Biases in random forests variable importance measures: new developments
Boulesteix, Anne-Laure ; Bender, Andreas ; Lorenzo Bermejo, Justo ; Strobl, Carolin
Universität München

The use of random forests is increasingly common in various application fields such as, e.g., genetic association studies. The variable importance measures (VIM) that are automatically calculated as a by-product of the algorithm are often used to rank predictors with respect to their ability to predict the investigated response. It is now well-known that VIMs may be affected by substantial biases, for instance in favour of categorical predictors with many categories. After a brief survey of these issues, we address another type of bias: VIMs tend to favor categorical predictors with approximately balanced categories over predictors with unbalanced categories - the number of categories being equal. This bias is particularly relevant to genetic association studies.
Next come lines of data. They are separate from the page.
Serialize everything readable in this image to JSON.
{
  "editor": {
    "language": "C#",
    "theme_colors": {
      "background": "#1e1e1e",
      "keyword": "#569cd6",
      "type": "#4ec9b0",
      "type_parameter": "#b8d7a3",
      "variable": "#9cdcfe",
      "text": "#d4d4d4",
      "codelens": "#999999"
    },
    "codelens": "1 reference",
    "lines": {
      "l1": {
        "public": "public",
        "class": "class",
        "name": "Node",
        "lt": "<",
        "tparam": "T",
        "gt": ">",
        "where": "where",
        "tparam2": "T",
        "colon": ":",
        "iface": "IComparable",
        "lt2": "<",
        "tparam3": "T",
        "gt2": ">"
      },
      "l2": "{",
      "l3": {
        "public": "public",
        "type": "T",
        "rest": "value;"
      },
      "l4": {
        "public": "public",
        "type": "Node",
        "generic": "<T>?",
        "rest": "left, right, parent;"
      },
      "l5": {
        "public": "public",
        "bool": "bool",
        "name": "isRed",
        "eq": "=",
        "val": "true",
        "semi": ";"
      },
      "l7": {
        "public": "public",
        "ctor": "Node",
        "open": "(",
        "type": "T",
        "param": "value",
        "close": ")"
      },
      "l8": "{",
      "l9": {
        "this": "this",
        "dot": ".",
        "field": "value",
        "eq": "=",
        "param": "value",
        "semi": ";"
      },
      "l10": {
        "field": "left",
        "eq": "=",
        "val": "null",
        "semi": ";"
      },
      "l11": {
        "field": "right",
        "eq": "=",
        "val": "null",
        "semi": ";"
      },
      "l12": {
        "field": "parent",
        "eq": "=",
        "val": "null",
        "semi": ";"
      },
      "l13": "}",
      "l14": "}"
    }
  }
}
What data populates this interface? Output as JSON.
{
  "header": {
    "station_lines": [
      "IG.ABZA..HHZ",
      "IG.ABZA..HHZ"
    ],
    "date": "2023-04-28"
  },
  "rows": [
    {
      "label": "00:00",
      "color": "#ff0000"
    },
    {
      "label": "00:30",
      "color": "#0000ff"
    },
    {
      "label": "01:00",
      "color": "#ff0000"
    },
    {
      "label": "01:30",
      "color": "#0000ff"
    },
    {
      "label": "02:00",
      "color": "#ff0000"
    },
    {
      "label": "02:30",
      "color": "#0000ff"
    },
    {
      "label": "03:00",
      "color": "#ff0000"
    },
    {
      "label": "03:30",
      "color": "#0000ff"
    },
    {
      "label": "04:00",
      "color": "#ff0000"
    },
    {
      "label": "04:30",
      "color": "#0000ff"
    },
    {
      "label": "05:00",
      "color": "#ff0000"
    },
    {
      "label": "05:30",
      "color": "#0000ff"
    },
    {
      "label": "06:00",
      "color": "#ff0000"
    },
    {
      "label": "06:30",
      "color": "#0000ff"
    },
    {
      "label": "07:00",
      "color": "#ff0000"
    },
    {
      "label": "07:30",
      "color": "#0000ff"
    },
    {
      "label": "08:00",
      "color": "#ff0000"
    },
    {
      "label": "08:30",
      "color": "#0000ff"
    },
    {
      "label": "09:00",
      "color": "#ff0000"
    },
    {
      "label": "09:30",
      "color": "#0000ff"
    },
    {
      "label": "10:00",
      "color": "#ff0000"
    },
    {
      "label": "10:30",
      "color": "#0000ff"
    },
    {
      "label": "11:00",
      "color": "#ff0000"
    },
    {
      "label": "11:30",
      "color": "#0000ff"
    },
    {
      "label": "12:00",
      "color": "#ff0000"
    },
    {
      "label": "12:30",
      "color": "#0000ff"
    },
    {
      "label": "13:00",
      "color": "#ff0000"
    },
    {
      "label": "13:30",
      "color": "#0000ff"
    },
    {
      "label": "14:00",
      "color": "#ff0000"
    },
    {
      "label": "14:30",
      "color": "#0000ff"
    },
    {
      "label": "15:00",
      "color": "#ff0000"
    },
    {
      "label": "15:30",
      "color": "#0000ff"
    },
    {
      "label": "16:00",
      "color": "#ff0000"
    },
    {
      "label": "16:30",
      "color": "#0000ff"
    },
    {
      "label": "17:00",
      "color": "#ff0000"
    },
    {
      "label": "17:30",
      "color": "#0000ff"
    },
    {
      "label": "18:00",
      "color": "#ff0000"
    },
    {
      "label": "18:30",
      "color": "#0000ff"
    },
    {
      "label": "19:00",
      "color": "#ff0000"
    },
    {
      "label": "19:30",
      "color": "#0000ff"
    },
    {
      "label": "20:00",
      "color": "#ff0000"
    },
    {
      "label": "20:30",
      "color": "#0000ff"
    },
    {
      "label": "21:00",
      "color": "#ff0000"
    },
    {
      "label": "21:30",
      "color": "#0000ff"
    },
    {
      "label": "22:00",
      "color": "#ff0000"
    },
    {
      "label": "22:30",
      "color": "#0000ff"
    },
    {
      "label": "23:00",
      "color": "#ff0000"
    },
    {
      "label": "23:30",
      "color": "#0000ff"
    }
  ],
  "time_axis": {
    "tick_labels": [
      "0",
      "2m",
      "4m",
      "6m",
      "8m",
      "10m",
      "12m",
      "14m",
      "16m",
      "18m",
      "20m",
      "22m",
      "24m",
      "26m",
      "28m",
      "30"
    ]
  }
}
The goal of our study is 3-fold: (i) to assess this effect quantitatively using simulation studies for different types of random forests (classical random forests and conditional inference forests, that employ unbiased variable selection criteria) as well as for different importance measures (Gini and permutation based); (ii) to explore the trees and to compare the behaviour of random forests and the standard logistic regression model in order to understand the statistical mechanisms behind the bias; and (iii) to summarize these results and previously investigated properties of random forest VIMs and to make practical recommendations regarding the choice of the random forest and variable importance type.